An editor for AllMusic rated the EP three stars out of five. An editor writing for Billboard magazine complimented the EP stating that it "should add another trophy to the already impressive collection amassed by this 22 year-old Mexican crooner". Mario Taradell of the Miami Herald gave the EP a positive review; he compared "America, America" to Neil Diamond's song "America" stating it is "filled with land-of-hope lyrics, heavily orchestrated production and a big, inspirational chorus". On the live tracks, he felt that Miguel is "in fine voice and a playful mood" and noted that "Inolvidable" was "more percussive and danceable than the album version" and commented that "Contigo en la Distancia" and "No Sé Tú" "showcase Miguel's romantic croon".

==Track listing==
- The track listing is adapted from AllMusic.

| No. | Title | Writer(s) | Length |
|---|---|---|---|
| 1. | "América, América" | José Luis Armenteros; Pablo Herrero; | 4:33 |
| 2. | "Contigo en la Distancia" | César Portillo de la Luz | 3:31 |
| 3. | "No Sé Tú" | Armando Manzanero | 4:09 |
| 4. | "Inolvidable" | Julio Gutiérrez | 4:40 |

==Credits and personnel==
The following credits are from AllMusic:

===Performance credits===
- Luis Miguel - lead vocal

====America, America====
- Claude Gaudette - keyboards, synthesizer bass, drum programming, synth programming, arrangements
- Michael Thompson - lead guitar
- Michael Landau - electric guitar
- Tim Pierce - acoustic guitar
- Simon Franglen - synclavier programming

====En Vivo====
- Juan Carlos Toribio - piano, keyboards, musical director
- Ignacio "Kiko" Cibrian – guitars
- Arturo Perez – keyboards
- Rodolfo Machorro – bass guitar
- Fernando Caballero - drums
- Alfredo Algarin – percussion, background vocals
- Jeff Nathanson - saxophone
- Jose Villar, Juan Manuel Arpero - trumpet
- Orquesta De Camara De La Ciudad De Mexico - strings
- Bob Bailey, Christina Abaroa, Eva Ma.
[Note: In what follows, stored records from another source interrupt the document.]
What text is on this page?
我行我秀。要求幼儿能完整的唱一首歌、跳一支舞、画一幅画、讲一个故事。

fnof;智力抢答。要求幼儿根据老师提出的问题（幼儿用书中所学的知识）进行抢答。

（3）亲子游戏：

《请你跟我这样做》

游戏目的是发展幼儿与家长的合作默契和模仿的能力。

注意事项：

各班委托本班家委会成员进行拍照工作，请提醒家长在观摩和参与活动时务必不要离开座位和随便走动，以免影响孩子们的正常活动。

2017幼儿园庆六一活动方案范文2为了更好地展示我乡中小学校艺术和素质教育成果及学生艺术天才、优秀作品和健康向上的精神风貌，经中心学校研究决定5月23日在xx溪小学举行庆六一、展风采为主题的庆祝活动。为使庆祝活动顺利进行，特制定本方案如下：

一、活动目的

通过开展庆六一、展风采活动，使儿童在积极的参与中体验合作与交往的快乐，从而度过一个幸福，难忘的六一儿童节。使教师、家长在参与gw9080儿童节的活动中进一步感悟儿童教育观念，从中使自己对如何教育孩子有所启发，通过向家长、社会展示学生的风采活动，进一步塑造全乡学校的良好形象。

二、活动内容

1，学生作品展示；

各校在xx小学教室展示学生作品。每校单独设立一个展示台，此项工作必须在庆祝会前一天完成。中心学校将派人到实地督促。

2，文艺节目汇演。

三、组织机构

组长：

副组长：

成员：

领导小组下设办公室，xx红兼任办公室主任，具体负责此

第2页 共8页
Bojalil, Francis Benítez, Dan Navarro, Donna McElroy, Isela Sotelo, Kim Fleming, Lionel Hampton, Leyla Hoyle, Maria del Rey, Patricia Tanus – background vocals

===Technical credits===
- Humberto Gatica – engineer, mixing, producer (1)
- Mauricio Abaroa – producer (2-4)
- Felipe Elgueta;– assistant producer (2-4)
- Alfredo Gatica - coordination (2-4)
- Carlos Villar, Humberto Terán – technical coordination (2-4)
- Benny Faccone – engineer, mixing (2-4)
- Alejandro Rodriguez, Robert Tassi, Salvador Tercero – engineer (2-4)
- Bernie Grundman - mastering (2-4)
- Juan White - recording assistant (2-4)
- Antonio Jimenez, Joel Robles, Manuel Lopez, Raul Durand – assistant (2-4)
- Ivan Manjarrez – photography

==Charts==

| Chart (1992) | Peak position |
|---|---|
| US Latin Pop Albums (Billboard) | 12 |

| Chart (1993) | Peak position |
|---|---|
| US Top Latin Albums (Billboard) | 30 |

==Certifications and sales==

| Region | Certification | Certified units/sales |
| Argentina (CAPIF) | Platinum | 60,000^{^} |
| Mexico First-week sales | — | 95,000 |
^{^} Shipments figures based on certification alone.